Wir begrüßen die Überarbeitung des Emissionshandelssystems sowie seine Ausweitung auf Verkehr und Gebäude als technologieoffenen und marktbasierten Ansatz. Die Aufnahme von Wasserstoffelektrolyse in den Anwendungsbereich des ETS war ein begrüßenswerter Schritt, um kostenlose Zertifikate für die Produktion von Wasserstoff durch Elektrolyseanlagen statt auf der Basis von Erdgas bereitzustellen. Dies ist ein wichtiges Signal für die Defossilisierung, da diese kostenlosen Zertifikate verkauft werden können, um die im Vergleich zur Wasserstofferzeugung aus fossilen Kraftstoffen höheren Betriebs- und Investitionskosten zu kompensieren. Darüber hinaus legt das ETS einen Nullemissionsfaktor für eFuels im Einklang mit den Nachhaltigkeits- und Treibhausgas-Kriterien der Erneuerbare-Energien-Richtlinie fest, um deren Kohlenstoffneutralität zu berücksichtigen. Somit schafft das ETS Anreize für die Verwendung von eFuels und die Produktion von grünem Wasserstoff. Wir empfehlen, das ETS weiterzuentwickeln, um negative Emissionen zu integrieren und Anreize für die Kohlenstoffabscheidung zu schaffen. Wenn Kohlenstoff zu einer handelbaren Ressource wird, ebnet dies den Weg zu einem Kreislaufsystem für Kohlenstoff.
 
Nicht zuletzt werden die Einnahmen aus dem ETS zur Finanzierung von eFuel-Projekten verwendet. Dies geschieht über den Innovationsfonds, aber auch über spezielle Programme für die Luft- und Schifffahrtsindustrie sowie über die Europäische Wasserstoffbank. Die eFuel Alliance begrüßt diese Programme. Wir empfehlen, den Preisunterschied zwischen erneuerbaren und fossilen Energieträgern gezielt zu verringern, um die Wettbewerbsfähigkeit von erneuerbaren Kraftstoffen zu erhöhen. Außerdem empfehlen wir die Verlängerung und Aufstockung der Mittel für diese Programme. Darüber hinaus sollte die Europäische Kommission einen speziellen Mechanismus für Importe von eFuels aus Drittländern einrichten, der auf den Erfahrungen des H2Global-Programms aufbaut.

Unsere Empfehlungen

  • Die Verhandlungen über die Energiebesteuerungsrichtlinie ETD müssen zeitnah abgeschlossen werden.
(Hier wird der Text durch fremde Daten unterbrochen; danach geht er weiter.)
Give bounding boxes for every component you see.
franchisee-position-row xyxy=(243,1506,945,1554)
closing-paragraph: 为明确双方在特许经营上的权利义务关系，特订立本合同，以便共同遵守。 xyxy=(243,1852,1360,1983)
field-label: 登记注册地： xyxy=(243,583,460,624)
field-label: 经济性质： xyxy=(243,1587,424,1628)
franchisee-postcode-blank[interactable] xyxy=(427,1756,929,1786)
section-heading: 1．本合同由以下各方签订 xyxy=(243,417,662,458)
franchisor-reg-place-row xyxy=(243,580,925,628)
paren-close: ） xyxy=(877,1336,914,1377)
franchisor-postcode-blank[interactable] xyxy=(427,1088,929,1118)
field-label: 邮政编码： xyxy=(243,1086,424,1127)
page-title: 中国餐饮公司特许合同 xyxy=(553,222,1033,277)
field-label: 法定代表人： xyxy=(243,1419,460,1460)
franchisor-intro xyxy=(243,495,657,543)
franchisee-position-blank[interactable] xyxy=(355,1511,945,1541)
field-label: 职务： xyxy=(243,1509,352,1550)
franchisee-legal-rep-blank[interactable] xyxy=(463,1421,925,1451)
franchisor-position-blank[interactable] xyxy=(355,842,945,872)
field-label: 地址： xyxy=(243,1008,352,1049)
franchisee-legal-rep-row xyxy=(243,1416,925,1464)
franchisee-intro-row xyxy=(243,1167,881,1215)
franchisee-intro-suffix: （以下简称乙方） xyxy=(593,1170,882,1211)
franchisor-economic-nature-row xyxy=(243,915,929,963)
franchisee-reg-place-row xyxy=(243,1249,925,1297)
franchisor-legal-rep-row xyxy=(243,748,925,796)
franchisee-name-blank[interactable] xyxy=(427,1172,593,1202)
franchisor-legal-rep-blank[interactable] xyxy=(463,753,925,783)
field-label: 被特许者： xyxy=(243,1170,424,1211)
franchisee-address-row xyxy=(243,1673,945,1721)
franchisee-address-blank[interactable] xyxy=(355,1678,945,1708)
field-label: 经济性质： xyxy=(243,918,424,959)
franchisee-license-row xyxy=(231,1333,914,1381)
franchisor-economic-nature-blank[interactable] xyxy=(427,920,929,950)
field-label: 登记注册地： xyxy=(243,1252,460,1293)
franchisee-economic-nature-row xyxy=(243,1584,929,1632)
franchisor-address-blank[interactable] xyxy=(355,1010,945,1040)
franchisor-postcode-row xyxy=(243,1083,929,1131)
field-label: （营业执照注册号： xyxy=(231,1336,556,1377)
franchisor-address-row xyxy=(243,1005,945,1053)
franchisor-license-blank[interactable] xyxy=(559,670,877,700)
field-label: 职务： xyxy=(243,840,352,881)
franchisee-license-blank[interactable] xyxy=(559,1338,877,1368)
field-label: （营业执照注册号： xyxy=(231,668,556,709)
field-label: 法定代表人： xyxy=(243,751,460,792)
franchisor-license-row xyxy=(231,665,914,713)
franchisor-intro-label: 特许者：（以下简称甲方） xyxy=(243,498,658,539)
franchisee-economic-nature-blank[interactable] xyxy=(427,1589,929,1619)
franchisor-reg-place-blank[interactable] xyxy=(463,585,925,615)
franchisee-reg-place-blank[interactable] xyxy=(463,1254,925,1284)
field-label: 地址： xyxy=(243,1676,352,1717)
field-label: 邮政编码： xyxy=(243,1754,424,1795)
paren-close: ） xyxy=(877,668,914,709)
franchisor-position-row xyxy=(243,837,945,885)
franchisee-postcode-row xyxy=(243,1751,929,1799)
  • Eine technologieneutrale steuerliche Begünstigung von klimafreundlichen Energieträgern sollte eingeführt werden.
  • Förderprogramme zur Unterstützung der Projektrealisierung von RFNBOs sollten beibehalten und ausgebaut werden.
  • Gezielte Maßnahmen zur Förderung des Imports von Wasserstoff und Wasserstoffderivaten aus Drittländern sollten eingeführt werden.